Excellent post btw, nice deep analysis of the source and render mechanics. I remember looking at ENGINE.C when it was first released and indeed did not feel encouraged to continue investigating :) But I respect that he got a post-DOOM engine working smoothly on such feeble hardware. It took some sacrifices, especially then. Compilers now can turn a ton of types, lambdas and whatnot into a tight loop but back then you really had to write high-level assembly to get stuff fast. Props to Ken and you!
As always a great read!
Once I saw it over at HackerNews while at work, I knew I had to make a short day :-)
One thing: Could you elaborate on why using cross products makes a difference to using a dot product if you have fixed-point/integer math?
Also, two small typos in the related source code snippet:
* If I am not color-blind, the one vector is blue and not green. ;-)
* The return-statement should compare against the 2D zero-vector not a scalar, right?
Cheers,
Daniel
http://web.archive.org/web/*/http://www.jonof.id.au/forum/
But why the hell would you use quicktime videos... :D
Chrome give me an alrt that is due to a plugin named : quick time
use html video tag or flash for video other solution are lame !
Thanks!
I wonder what tools you use to make your diagrams.
I appreciate to read your comments and notes on different games, its very nice of you to take the time and read and share it with all of us.
Have a good life
//David
Thanks.
I also enjoyed, very much, your article's page presentation.
Nicely done and pleasant to view.
I had no problem viewing any of the images or QT videos.
Depending on the editor, you have at most 24 lines of 80 columns on a VGA screen. The inside function you mention is 20 lines long - pretty close to that limit. The desire to keep logic sections within the size of the screen is much more important than comments for other people years down the line to enjoy.
Also, regarding globals: While I'm not sure about 486 specifically (I'm too young), a global array of a primitive type (1, 2, or 4 bytes per element) is very fast to access. I believe the address of the element could be calculated as part of the memory fetch instruction.
An array of structs, whether as a global or on the stack, would probably require 2 instructions to calculate the memory address, and a third for the actual fetch.
Aditionally, the size of the stack would have been tightly constrained.

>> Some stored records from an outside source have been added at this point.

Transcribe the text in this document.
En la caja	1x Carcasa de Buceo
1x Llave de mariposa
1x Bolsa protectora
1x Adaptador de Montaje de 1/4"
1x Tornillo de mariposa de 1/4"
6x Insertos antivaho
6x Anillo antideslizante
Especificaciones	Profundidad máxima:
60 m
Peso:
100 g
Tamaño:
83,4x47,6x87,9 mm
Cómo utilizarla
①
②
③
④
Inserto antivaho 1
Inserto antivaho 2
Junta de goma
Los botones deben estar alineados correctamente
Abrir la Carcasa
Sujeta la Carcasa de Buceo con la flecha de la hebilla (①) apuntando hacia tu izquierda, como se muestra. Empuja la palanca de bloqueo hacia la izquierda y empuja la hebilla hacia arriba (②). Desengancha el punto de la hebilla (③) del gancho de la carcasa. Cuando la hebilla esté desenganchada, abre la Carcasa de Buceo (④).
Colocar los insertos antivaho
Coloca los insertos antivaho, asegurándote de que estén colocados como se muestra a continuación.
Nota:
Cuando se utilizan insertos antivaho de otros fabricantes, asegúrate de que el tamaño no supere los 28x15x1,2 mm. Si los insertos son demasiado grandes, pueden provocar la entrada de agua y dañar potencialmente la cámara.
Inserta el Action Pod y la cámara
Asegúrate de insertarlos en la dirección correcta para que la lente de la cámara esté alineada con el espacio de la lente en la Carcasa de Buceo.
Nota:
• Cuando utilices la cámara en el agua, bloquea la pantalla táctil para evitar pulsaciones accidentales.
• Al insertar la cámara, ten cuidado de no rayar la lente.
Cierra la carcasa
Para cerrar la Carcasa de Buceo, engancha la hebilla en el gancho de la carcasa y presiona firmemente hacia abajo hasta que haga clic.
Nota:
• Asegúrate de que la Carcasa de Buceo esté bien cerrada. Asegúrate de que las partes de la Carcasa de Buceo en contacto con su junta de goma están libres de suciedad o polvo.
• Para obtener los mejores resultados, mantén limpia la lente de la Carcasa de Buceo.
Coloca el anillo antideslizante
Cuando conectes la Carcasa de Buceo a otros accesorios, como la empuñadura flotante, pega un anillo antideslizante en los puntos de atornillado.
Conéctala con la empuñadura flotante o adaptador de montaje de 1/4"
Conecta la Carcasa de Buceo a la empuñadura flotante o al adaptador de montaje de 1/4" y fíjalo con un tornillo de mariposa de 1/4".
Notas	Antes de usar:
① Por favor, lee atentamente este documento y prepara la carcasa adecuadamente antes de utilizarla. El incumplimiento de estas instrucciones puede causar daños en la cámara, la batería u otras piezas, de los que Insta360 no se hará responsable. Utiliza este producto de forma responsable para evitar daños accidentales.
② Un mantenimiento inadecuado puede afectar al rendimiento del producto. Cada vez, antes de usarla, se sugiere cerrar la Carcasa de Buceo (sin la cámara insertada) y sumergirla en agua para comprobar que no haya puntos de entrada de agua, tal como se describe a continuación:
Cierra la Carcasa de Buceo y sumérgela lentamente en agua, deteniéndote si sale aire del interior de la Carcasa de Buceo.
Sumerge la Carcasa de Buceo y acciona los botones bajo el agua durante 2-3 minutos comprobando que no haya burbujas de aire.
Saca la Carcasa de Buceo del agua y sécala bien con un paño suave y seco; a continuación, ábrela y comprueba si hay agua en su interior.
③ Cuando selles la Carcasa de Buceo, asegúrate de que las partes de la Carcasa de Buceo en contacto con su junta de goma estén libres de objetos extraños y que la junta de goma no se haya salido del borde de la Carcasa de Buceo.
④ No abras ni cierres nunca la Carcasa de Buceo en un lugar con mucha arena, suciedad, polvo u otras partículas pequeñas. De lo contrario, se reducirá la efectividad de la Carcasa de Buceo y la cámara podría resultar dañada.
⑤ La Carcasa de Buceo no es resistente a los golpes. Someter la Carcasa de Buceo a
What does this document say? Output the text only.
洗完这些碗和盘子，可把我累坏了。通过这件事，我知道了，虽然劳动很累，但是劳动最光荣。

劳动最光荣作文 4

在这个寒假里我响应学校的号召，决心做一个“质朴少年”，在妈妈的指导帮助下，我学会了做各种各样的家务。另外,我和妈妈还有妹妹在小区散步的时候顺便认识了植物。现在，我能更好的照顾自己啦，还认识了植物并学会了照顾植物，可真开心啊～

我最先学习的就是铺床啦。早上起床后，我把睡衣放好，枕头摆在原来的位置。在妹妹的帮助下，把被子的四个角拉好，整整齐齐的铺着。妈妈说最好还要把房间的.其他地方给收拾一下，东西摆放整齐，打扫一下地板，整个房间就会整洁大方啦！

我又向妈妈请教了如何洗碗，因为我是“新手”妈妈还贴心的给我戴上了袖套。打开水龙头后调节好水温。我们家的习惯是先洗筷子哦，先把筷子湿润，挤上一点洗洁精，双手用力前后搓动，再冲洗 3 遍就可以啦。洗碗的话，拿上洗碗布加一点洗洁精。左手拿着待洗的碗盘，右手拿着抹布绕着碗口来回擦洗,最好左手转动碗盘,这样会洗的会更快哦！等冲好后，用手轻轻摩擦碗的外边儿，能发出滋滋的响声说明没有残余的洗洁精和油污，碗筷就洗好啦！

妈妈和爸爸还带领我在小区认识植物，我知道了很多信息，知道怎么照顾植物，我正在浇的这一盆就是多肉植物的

Any plans to mention the active Source Port EDuke32?
http://www.eduke32.com/
OpenGL is very much improved, there is now true Room over Room capabilties and much more.
The team has an very active forum
http://forums.duke4.net/
Best
Taamalus
* Putting as much code into a single file as possible was a good way to help the primitive compilers do some optimisations & inlining
* Arrays of scalars instead of structs are simply much faster to iterate through given limited CPU caches
* The example math method is straightforward bitmask operations on the sign bits
* Ahh, hand-coded assembly. I'll admit it takes the right kind of masochist to read it :)
* Nothing magic about those numbers! Just bitmasks.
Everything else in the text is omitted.